Stink Bomber watched them leave. “Well, nice to know prejudice is dead.” He dropped a really strong fragrant bomb into the sewer opening, a bomb that would leave a smell of roses, lilacs, and burnt toast under the city streets for weeks.
At the Z-Building, the swine of steel was talking to Captain Carrot. “I like the guy a lot, and he really seems to care about the children at the orphanage,” said Pig-Iron, “but somethin’ about him smells odd.”
“Well,” said the amazing rabbit, “he is a skunk, after all.”
Pig-Iron looked at Captain Carrot and nodded. “Yeah, but besides that.”
“Just be careful, is all I’m saying,” the Captain added. “Just be careful.”
After taking a strong shower and running his costume twice through the laundry, Stink Bomber checked his answering machine to discover that the bounty on the Zoo Crew had just been raised from one billion dollars to two billion per Zoo Crewer.
“That money will really help me get established, as well as provide a playground for the orphanage,” he muttered to himself. “Even if I just bring in one Crewmate… Hmm… Pig-Iron should be real easy. I’ve already got his trust. Taking him prisoner without him knowing it’s me will be the easy part.”
Later that night, Stink Bomber awoke from a vivid dream and wrote down his newest idea, which was sure to bring the porcine powerhouse down.
“Heh-heh… I am so brilliant, I need shades to sleep in!” he chuckled to himself, pulling his eye-mask over his eyes.
Stink Bomber was walking back to his apartment, chuckling to himself as he counted the money from his latest capture, enough here to pay his rent and maybe take in that new Gérard DeParrotieu movie. “Man, this bounty hunter business is really starting to… whaaa–?!”
He couldn’t move his left foot; it was stuck in something orange-like in color. He sniffed it and realized what it was. “Honey?” he said. “Honey Bear?”
At that moment, the super-villainess came from around a corner. “Surprise, surprise, mister — I am out of jail and ready to kick your tail.”

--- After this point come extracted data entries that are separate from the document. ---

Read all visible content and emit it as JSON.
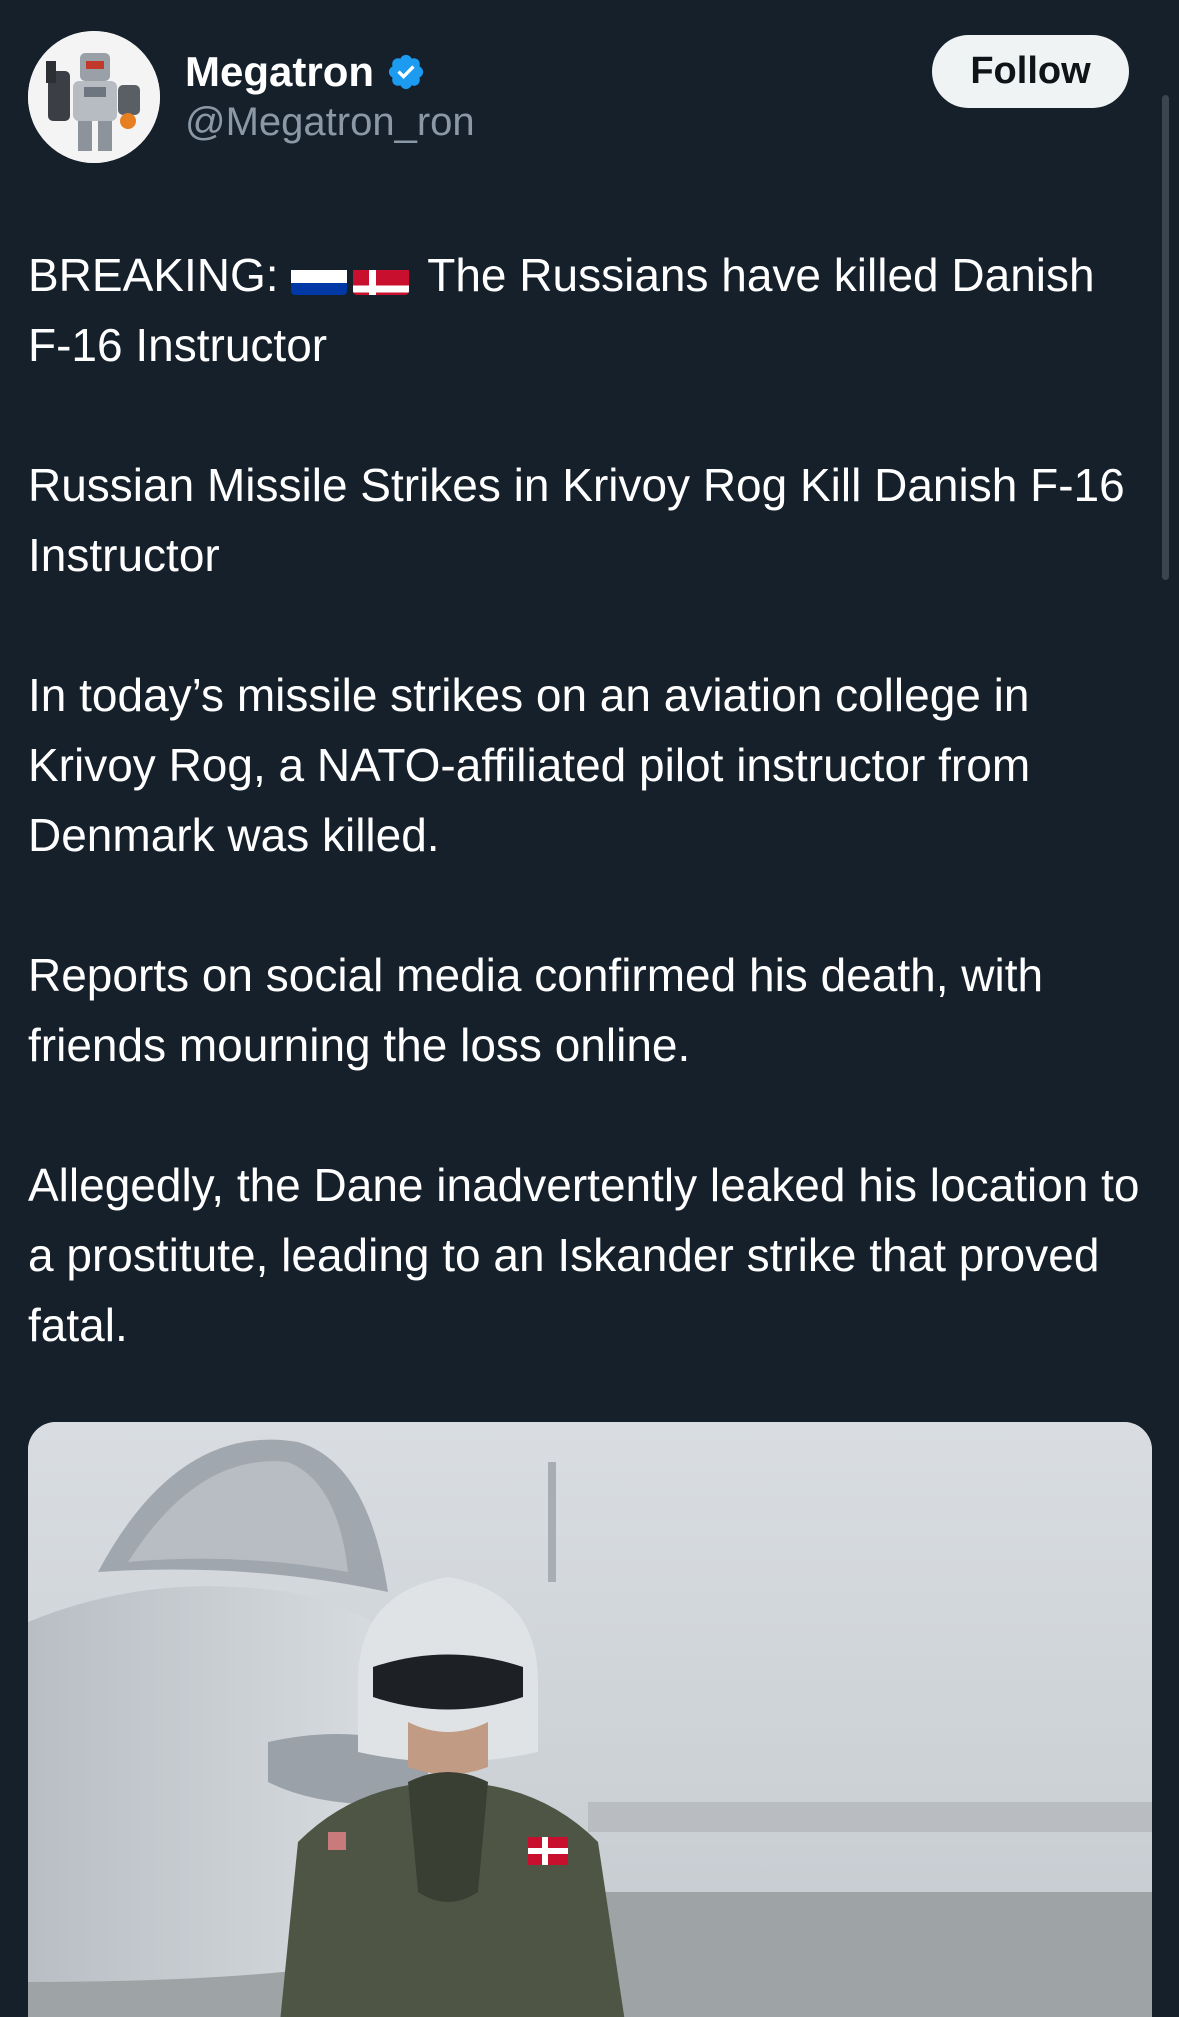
{
  "author": {
    "display_name": "Megatron",
    "handle": "@Megatron_ron",
    "verified": true,
    "avatar_icon": "robot-avatar-icon"
  },
  "actions": {
    "follow_label": "Follow"
  },
  "tweet": {
    "line1_prefix": "BREAKING: ",
    "flags": [
      "russia-flag-icon",
      "denmark-flag-icon"
    ],
    "line1_rest": " The Russians have killed Danish F-16 Instructor",
    "para2": "Russian Missile Strikes in Krivoy Rog Kill Danish F-16 Instructor",
    "para3": "In today’s missile strikes on an aviation college in Krivoy Rog, a NATO-affiliated pilot instructor from Denmark was killed.",
    "para4": "Reports on social media confirmed his death, with friends mourning the loss online.",
    "para5": "Allegedly, the Dane inadvertently leaked his location to a prostitute, leading to an Iskander strike that proved fatal."
  },
  "media": {
    "description_icon": "pilot-photo-image"
  },
  "colors": {
    "background": "#15202b",
    "text": "#ffffff",
    "secondary_text": "#8b98a5",
    "verified_blue": "#1d9bf0",
    "follow_bg": "#eff3f4"
  }
}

“Wait! We can discuss this.”
“What, you gonna tell me you’ve changed sides?” said Honey Bear. “You’re out for the bounty on the Zoo Crew? Save it, flower. I already twigged that much. I may be a so-far-minor-league villainess, but I am smarter then the average bear.”

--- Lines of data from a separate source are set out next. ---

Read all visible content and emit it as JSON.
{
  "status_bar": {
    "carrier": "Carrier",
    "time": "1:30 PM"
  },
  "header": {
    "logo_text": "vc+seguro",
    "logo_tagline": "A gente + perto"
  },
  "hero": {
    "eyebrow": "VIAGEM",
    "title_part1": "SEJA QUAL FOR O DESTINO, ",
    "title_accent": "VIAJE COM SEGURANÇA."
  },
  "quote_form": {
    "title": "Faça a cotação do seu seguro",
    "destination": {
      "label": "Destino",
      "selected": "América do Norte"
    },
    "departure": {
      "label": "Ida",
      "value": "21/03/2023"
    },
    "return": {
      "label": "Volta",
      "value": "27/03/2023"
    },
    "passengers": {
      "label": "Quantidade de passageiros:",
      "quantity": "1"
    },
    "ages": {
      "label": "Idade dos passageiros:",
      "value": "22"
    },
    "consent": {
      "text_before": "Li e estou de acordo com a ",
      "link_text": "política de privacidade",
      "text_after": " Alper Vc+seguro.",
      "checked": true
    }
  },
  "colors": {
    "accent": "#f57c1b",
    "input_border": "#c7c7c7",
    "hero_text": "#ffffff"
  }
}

Stink Bomber groaned. Every bear he met used that line from the old TV series Jellostone.
“So why this?” he asked, pointing to his left foot.
“New and improved honeytrap, sweetie, just for you.”

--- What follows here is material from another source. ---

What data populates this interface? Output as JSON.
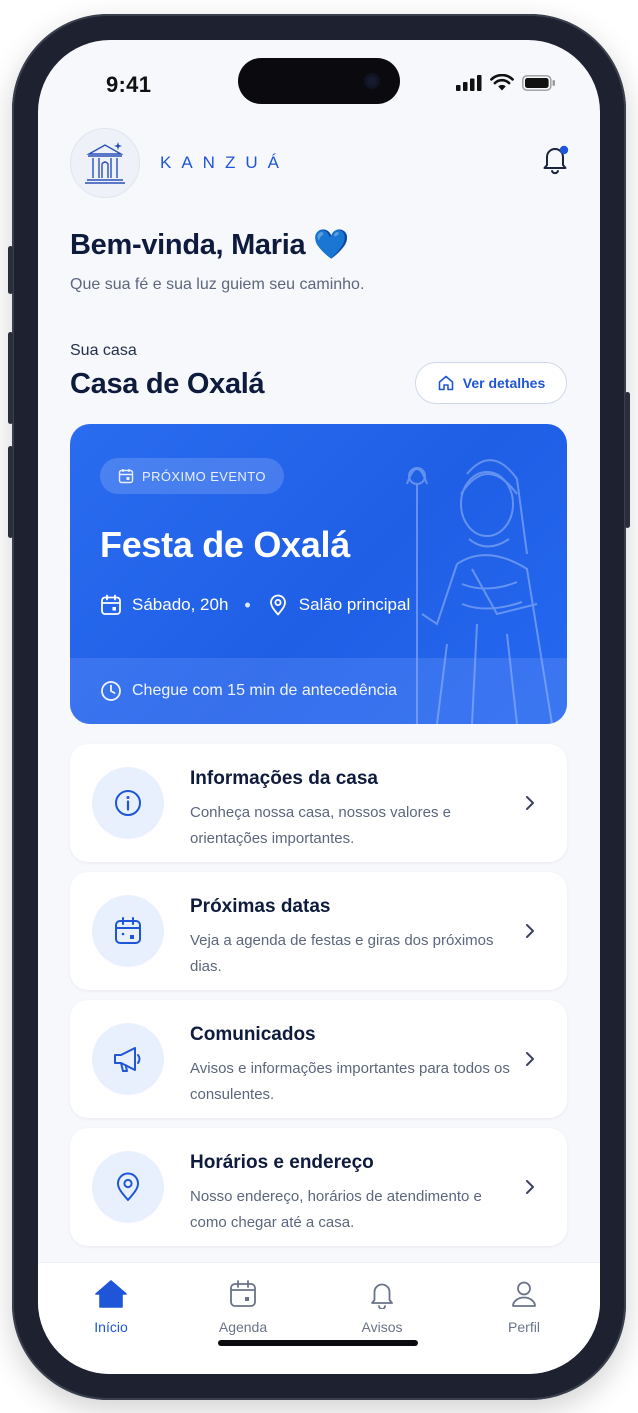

“Hey, neat,” said Stink Bomber. “Never would have expected that. So let me go, and we can figure out a way to get the whole Zoo Crew, fifty-fifty split. What do you say?”
“You got a good poison bomb?” Honey Bear asked.
“No. All of my bombs are non-lethal. I wouldn’t want to hurt anyone, you know.”
Honey Bear looked thoughtful for a moment, then shrugged. “Nah… revenge is sweet.”
“So is apple cider!” Stink Bomber exclaimed, throwing a smoke bomb, followed by his new and improved acid bomb, which freed his foot. “And I am placing you under arrest again,” he stated as he threw a left hook that took her in the chin and knocked her down. “Mama always said never hurt a lady. Well, sister, you’re no lady.”
“Nor is she Honey Bear,” a voice hissed. Stink Bomber turned around to spot a rather snappily dressed gecko. “Ssseee…?”
Stink Bomber turned back and saw Honey Bear dissolve into Alley-Kat-Abra.
“Ssshee was trying to find out what ssside you’re on. My bosss wasss curiousss, too.”
“Whom might that be?” Stink Bomber asked, but then suddenly fell unconscious.